El gobierno de Trump también instó a menores inmigrantes a abandonar inmediatamente el país pese a haber entrado legalmente. «Es hora de que salgas de Estados Unidos», señala la primera línea de una de las cartas que han recibido los menores a su nombre.
«Actualmente, acá porque el Departamento de Seguridad Nacional (DHS) te otorgó un permiso de entrada condicional a Estados Unidos por un período limitado. El DHS está ejerciendo su discreción para cancelar tu permiso de entrada condicional, o ya lo ha hecho», agrega.

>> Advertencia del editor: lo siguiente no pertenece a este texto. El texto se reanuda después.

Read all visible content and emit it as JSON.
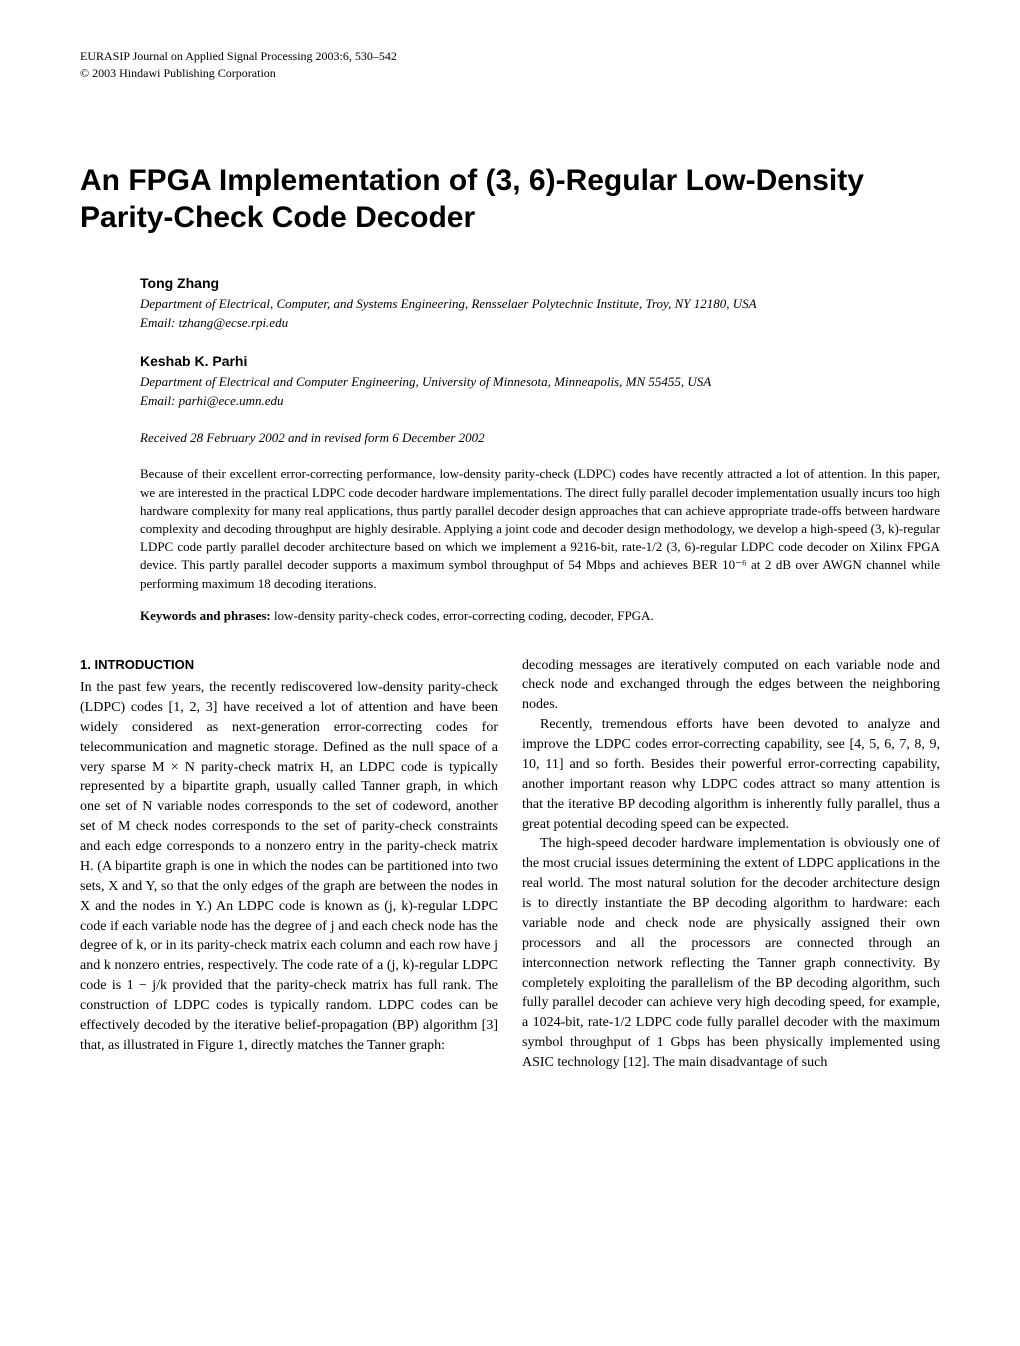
{
  "header": {
    "journal": "EURASIP Journal on Applied Signal Processing 2003:6, 530–542",
    "copyright": "© 2003 Hindawi Publishing Corporation"
  },
  "title": "An FPGA Implementation of (3, 6)-Regular Low-Density Parity-Check Code Decoder",
  "authors": [
    {
      "name": "Tong Zhang",
      "affiliation": "Department of Electrical, Computer, and Systems Engineering, Rensselaer Polytechnic Institute, Troy, NY 12180, USA",
      "email_label": "Email: ",
      "email": "tzhang@ecse.rpi.edu"
    },
    {
      "name": "Keshab K. Parhi",
      "affiliation": "Department of Electrical and Computer Engineering, University of Minnesota, Minneapolis, MN 55455, USA",
      "email_label": "Email: ",
      "email": "parhi@ece.umn.edu"
    }
  ],
  "received": "Received 28 February 2002 and in revised form 6 December 2002",
  "abstract": "Because of their excellent error-correcting performance, low-density parity-check (LDPC) codes have recently attracted a lot of attention. In this paper, we are interested in the practical LDPC code decoder hardware implementations. The direct fully parallel decoder implementation usually incurs too high hardware complexity for many real applications, thus partly parallel decoder design approaches that can achieve appropriate trade-offs between hardware complexity and decoding throughput are highly desirable. Applying a joint code and decoder design methodology, we develop a high-speed (3, k)-regular LDPC code partly parallel decoder architecture based on which we implement a 9216-bit, rate-1/2 (3, 6)-regular LDPC code decoder on Xilinx FPGA device. This partly parallel decoder supports a maximum symbol throughput of 54 Mbps and achieves BER 10⁻⁶ at 2 dB over AWGN channel while performing maximum 18 decoding iterations.",
  "keywords_label": "Keywords and phrases:",
  "keywords": " low-density parity-check codes, error-correcting coding, decoder, FPGA.",
  "section1_heading": "1.   INTRODUCTION",
  "col1_p1": "In the past few years, the recently rediscovered low-density parity-check (LDPC) codes [1, 2, 3] have received a lot of attention and have been widely considered as next-generation error-correcting codes for telecommunication and magnetic storage. Defined as the null space of a very sparse M × N parity-check matrix H, an LDPC code is typically represented by a bipartite graph, usually called Tanner graph, in which one set of N variable nodes corresponds to the set of codeword, another set of M check nodes corresponds to the set of parity-check constraints and each edge corresponds to a nonzero entry in the parity-check matrix H. (A bipartite graph is one in which the nodes can be partitioned into two sets, X and Y, so that the only edges of the graph are between the nodes in X and the nodes in Y.) An LDPC code is known as (j, k)-regular LDPC code if each variable node has the degree of j and each check node has the degree of k, or in its parity-check matrix each column and each row have j and k nonzero entries, respectively. The code rate of a (j, k)-regular LDPC code is 1 − j/k provided that the parity-check matrix has full rank. The construction of LDPC codes is typically random. LDPC codes can be effectively decoded by the iterative belief-propagation (BP) algorithm [3] that, as illustrated in Figure 1, directly matches the Tanner graph:",
  "col2_p1": "decoding messages are iteratively computed on each variable node and check node and exchanged through the edges between the neighboring nodes.",
  "col2_p2": "Recently, tremendous efforts have been devoted to analyze and improve the LDPC codes error-correcting capability, see [4, 5, 6, 7, 8, 9, 10, 11] and so forth. Besides their powerful error-correcting capability, another important reason why LDPC codes attract so many attention is that the iterative BP decoding algorithm is inherently fully parallel, thus a great potential decoding speed can be expected.",
  "col2_p3": "The high-speed decoder hardware implementation is obviously one of the most crucial issues determining the extent of LDPC applications in the real world. The most natural solution for the decoder architecture design is to directly instantiate the BP decoding algorithm to hardware: each variable node and check node are physically assigned their own processors and all the processors are connected through an interconnection network reflecting the Tanner graph connectivity. By completely exploiting the parallelism of the BP decoding algorithm, such fully parallel decoder can achieve very high decoding speed, for example, a 1024-bit, rate-1/2 LDPC code fully parallel decoder with the maximum symbol throughput of 1 Gbps has been physically implemented using ASIC technology [12]. The main disadvantage of such"
}
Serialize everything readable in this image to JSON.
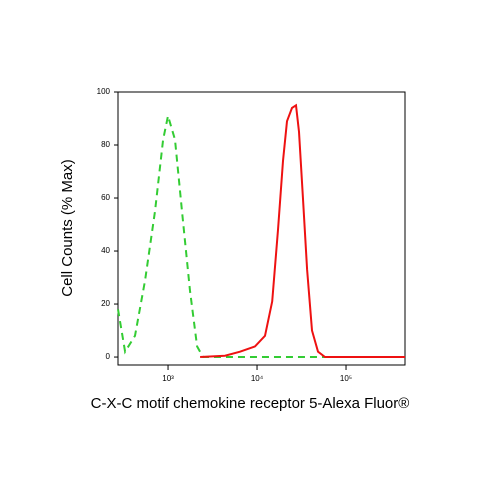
{
  "chart_data": {
    "type": "line",
    "xlabel": "C-X-C motif chemokine receptor 5-Alexa Fluor®",
    "ylabel": "Cell Counts (% Max)",
    "xscale": "log",
    "xlim": [
      274,
      460000
    ],
    "ylim": [
      -3,
      100
    ],
    "xticks": [
      {
        "value": 1000,
        "label": "10³"
      },
      {
        "value": 10000,
        "label": "10⁴"
      },
      {
        "value": 100000,
        "label": "10⁵"
      }
    ],
    "yticks": [
      0,
      20,
      40,
      60,
      80,
      100
    ],
    "series": [
      {
        "color": "#33cc33",
        "dash": true,
        "x": [
          274,
          329,
          425,
          552,
          714,
          880,
          1000,
          1198,
          1436,
          1766,
          2120,
          2470,
          460000
        ],
        "values": [
          18,
          2,
          8,
          29,
          55,
          82,
          91,
          82,
          55,
          25,
          4,
          0,
          0
        ]
      },
      {
        "color": "#ee1111",
        "dash": false,
        "x": [
          2290,
          4370,
          6440,
          9500,
          12300,
          14800,
          17200,
          19600,
          21700,
          24700,
          27400,
          29600,
          32900,
          36500,
          41500,
          48400,
          58000,
          460000
        ],
        "values": [
          0,
          0.5,
          2,
          4,
          8,
          21,
          48,
          74,
          89,
          94,
          95,
          85,
          59,
          33,
          10,
          2,
          0,
          0
        ]
      }
    ]
  }
}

«Si no sales de Estados Unidos de inmediato, estarás sujeto a posibles medidas policiales que resultarán en tu deportación», agrega la carta, que amenaza a los niños con un posible proceso penal, multas civiles y sanciones. «No intentes permanecer ilegalmente en Estados Unidos; el Gobierno federal te encontrará», concluye la advertencia.

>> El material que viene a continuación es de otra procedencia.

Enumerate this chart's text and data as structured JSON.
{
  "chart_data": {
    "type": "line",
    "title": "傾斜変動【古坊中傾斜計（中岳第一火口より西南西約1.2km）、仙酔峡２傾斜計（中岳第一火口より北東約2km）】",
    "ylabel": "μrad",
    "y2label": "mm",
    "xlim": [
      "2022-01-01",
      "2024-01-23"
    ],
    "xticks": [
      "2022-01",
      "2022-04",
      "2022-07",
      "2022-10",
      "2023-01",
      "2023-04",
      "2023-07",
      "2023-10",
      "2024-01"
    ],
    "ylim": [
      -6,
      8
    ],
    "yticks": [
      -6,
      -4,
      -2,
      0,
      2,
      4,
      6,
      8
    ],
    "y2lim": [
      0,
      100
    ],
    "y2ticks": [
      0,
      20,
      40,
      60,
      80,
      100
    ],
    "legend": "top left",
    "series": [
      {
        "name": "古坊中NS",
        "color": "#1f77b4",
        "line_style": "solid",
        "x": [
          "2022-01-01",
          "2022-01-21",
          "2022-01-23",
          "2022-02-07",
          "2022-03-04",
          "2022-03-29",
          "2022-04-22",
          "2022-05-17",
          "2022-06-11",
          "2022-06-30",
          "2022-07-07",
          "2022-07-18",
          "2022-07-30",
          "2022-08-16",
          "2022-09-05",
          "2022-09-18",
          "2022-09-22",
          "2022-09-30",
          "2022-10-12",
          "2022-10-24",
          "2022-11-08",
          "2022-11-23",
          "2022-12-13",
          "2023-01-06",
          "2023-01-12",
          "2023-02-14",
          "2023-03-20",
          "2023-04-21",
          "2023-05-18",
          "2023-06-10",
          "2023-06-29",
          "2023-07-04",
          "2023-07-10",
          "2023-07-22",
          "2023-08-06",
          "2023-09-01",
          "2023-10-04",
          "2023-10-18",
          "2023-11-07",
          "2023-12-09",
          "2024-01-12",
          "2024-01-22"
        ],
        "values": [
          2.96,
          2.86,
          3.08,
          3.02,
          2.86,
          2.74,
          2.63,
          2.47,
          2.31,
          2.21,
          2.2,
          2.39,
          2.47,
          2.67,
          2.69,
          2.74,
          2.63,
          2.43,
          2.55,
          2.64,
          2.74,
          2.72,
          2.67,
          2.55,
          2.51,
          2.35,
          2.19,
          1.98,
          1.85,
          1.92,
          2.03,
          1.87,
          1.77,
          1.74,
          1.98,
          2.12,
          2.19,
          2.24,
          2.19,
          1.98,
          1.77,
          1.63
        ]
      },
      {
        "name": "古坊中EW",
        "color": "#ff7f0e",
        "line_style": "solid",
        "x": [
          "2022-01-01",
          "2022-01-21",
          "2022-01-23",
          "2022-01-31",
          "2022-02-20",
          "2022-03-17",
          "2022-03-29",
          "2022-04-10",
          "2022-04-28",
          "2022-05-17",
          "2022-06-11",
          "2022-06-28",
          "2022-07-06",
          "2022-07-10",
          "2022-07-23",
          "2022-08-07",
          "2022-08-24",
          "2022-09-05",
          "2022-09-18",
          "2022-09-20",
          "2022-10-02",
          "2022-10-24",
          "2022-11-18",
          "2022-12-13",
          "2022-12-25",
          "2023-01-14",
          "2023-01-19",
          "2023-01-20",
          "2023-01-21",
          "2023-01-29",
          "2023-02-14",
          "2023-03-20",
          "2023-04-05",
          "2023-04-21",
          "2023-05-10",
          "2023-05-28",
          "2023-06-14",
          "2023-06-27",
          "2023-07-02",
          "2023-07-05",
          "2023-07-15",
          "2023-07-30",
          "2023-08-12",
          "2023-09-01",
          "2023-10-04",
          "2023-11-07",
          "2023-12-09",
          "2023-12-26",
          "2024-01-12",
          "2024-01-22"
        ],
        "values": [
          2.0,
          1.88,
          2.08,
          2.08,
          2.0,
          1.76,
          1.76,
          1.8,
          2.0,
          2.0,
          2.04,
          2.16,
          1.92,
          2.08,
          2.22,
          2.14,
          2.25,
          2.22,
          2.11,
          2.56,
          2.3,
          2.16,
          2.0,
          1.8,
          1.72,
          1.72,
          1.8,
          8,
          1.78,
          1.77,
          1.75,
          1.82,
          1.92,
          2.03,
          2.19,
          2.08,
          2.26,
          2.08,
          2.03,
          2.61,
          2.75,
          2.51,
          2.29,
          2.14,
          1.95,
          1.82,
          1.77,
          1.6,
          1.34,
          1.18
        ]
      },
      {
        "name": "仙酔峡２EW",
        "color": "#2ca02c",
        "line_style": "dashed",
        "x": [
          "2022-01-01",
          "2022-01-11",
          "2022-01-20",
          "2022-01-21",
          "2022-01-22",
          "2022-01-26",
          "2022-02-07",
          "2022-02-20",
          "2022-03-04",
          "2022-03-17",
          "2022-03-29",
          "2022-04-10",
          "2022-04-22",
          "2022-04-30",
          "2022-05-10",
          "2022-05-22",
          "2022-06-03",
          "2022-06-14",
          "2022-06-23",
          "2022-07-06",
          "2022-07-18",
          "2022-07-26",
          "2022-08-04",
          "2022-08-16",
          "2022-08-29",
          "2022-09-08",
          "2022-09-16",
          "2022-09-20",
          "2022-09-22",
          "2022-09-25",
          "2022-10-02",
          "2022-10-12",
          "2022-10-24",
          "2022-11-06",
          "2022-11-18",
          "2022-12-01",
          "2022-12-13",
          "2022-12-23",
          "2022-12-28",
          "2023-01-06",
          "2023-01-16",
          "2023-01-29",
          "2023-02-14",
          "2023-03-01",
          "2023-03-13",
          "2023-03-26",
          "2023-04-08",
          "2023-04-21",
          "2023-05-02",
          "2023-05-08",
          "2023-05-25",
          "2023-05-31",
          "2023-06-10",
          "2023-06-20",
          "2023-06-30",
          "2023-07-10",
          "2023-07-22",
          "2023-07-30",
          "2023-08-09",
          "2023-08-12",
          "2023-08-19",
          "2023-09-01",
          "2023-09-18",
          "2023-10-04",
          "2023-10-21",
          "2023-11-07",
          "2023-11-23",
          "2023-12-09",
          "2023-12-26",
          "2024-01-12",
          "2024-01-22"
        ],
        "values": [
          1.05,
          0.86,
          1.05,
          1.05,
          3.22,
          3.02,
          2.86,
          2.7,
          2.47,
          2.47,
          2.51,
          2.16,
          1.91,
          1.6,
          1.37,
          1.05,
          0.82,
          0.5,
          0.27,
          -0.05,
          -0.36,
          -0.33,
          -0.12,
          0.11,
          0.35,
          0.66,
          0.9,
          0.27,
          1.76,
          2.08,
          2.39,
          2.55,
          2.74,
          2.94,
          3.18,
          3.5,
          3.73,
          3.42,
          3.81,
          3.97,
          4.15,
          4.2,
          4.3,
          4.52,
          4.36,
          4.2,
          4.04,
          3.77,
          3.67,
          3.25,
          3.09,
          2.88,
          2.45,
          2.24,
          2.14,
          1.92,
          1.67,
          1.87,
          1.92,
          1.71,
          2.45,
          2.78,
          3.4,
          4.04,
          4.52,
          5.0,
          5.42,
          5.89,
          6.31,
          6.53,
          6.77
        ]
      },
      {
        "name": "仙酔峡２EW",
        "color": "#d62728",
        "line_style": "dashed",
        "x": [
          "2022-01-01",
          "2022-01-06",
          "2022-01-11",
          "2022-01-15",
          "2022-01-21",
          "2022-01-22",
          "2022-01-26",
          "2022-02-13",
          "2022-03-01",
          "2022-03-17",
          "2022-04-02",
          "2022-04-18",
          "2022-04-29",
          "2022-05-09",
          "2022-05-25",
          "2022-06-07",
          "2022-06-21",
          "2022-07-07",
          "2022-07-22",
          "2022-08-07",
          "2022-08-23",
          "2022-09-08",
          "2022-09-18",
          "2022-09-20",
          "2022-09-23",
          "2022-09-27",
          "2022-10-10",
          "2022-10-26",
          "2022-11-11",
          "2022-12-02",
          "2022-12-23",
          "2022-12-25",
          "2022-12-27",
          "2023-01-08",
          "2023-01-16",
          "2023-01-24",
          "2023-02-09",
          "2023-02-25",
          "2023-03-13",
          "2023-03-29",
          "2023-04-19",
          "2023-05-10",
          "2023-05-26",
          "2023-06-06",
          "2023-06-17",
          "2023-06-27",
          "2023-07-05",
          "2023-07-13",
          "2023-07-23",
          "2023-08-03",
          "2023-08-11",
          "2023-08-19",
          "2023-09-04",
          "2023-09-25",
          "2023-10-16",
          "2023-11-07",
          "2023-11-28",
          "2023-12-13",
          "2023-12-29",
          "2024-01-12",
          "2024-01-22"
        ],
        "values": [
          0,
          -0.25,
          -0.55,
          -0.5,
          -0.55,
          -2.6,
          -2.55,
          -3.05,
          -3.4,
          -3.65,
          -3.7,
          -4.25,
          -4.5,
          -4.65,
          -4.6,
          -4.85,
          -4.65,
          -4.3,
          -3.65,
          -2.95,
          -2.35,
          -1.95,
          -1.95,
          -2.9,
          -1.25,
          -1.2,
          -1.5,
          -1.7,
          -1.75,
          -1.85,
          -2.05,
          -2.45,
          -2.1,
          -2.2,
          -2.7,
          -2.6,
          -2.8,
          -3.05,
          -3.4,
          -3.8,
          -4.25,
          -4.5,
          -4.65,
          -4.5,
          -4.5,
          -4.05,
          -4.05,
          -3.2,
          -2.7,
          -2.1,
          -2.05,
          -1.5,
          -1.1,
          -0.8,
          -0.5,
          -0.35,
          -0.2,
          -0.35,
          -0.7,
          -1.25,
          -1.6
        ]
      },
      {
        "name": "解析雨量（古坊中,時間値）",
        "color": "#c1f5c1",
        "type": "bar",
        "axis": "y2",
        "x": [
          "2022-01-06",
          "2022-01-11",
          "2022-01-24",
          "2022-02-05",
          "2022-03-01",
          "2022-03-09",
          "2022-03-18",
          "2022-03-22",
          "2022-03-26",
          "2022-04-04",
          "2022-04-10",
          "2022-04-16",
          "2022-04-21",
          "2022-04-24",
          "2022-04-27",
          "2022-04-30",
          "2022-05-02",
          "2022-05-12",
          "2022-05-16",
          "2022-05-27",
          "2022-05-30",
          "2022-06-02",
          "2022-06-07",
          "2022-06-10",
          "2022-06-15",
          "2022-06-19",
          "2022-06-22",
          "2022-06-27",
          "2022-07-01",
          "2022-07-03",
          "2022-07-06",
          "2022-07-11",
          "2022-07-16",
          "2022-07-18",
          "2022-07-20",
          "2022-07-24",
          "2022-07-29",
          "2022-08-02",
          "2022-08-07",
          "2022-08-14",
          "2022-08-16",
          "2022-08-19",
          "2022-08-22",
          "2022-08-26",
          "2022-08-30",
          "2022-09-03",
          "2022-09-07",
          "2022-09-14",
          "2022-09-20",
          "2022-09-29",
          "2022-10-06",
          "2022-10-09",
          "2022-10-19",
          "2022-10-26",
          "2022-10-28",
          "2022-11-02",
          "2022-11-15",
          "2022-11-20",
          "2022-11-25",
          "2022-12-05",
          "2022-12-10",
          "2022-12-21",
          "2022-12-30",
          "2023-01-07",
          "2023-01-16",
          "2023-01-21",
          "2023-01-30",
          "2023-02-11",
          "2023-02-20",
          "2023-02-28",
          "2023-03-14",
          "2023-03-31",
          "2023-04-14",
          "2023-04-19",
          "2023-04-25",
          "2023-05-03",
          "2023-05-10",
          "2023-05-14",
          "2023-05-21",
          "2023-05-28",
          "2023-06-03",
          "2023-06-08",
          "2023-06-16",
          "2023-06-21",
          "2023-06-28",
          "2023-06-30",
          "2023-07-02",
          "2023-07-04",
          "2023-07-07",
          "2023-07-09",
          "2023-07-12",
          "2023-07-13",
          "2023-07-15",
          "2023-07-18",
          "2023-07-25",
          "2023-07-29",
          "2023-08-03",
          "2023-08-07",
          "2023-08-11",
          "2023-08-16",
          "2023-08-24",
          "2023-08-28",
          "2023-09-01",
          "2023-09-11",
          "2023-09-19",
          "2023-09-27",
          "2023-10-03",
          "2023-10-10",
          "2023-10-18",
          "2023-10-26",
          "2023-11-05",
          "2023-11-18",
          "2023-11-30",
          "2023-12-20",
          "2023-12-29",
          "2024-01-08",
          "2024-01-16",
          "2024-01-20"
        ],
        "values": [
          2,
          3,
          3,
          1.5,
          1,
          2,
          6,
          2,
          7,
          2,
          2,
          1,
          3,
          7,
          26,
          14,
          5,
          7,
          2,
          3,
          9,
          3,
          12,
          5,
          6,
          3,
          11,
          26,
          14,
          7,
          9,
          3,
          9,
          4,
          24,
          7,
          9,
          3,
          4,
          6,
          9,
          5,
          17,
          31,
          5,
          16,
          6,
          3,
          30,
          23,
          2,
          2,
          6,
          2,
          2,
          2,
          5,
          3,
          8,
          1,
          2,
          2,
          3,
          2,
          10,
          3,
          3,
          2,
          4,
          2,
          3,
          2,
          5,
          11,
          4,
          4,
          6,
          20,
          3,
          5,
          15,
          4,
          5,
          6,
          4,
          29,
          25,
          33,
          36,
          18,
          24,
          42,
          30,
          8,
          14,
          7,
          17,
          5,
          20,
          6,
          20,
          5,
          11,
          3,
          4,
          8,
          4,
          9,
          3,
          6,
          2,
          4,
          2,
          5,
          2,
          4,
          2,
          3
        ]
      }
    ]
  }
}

Revés judicial por inconstitucional
Por otro lado, un tribunal de apelaciones falló en contra de la orden ejecutiva del mandatario que elimina el derecho a la ciudadanía por nacimiento en el país. La decisión que da respaldo a un fallo anterior, emitido por una corte en menor instancia, tilda la acción del presidente de inconstitucional y prohíbe que se pueda implementar a nivel nacional.La demanda fue presentada por parte de cuatro estados con gobiernos demócratas como Washington, Arizona, Illinois y Oregon. Las partes demandantes argumentan que, aunque se permita en sus estados reconocer la ciudadanía por nacimiento, que otras partes no lo hagan les supone daños irreparables.

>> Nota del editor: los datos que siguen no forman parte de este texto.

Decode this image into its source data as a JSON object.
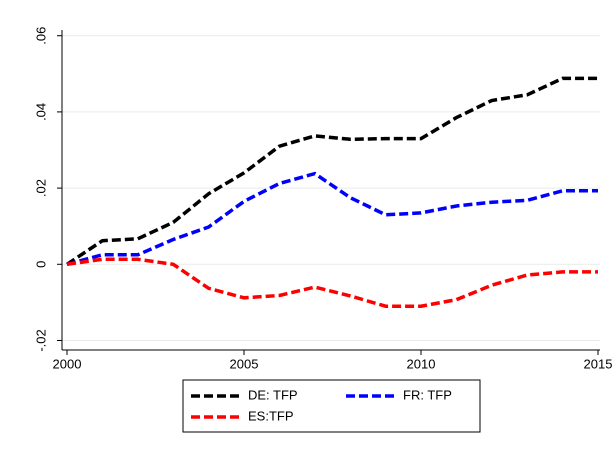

Esta es la primera vez que un tribunal de apelaciones emite un fallo sobre este caso. «El tribunal de distrito concluyó correctamente que la interpretación propuesta en la Orden Ejecutiva, que niega la ciudadanía a muchas personas nacidas en los Estados Unidos, es inconstitucional. Estamos completamente de acuerdo», escribieron los jueces del tribunal, que se inclinaron 2-1 en contra de la orden ejecutiva.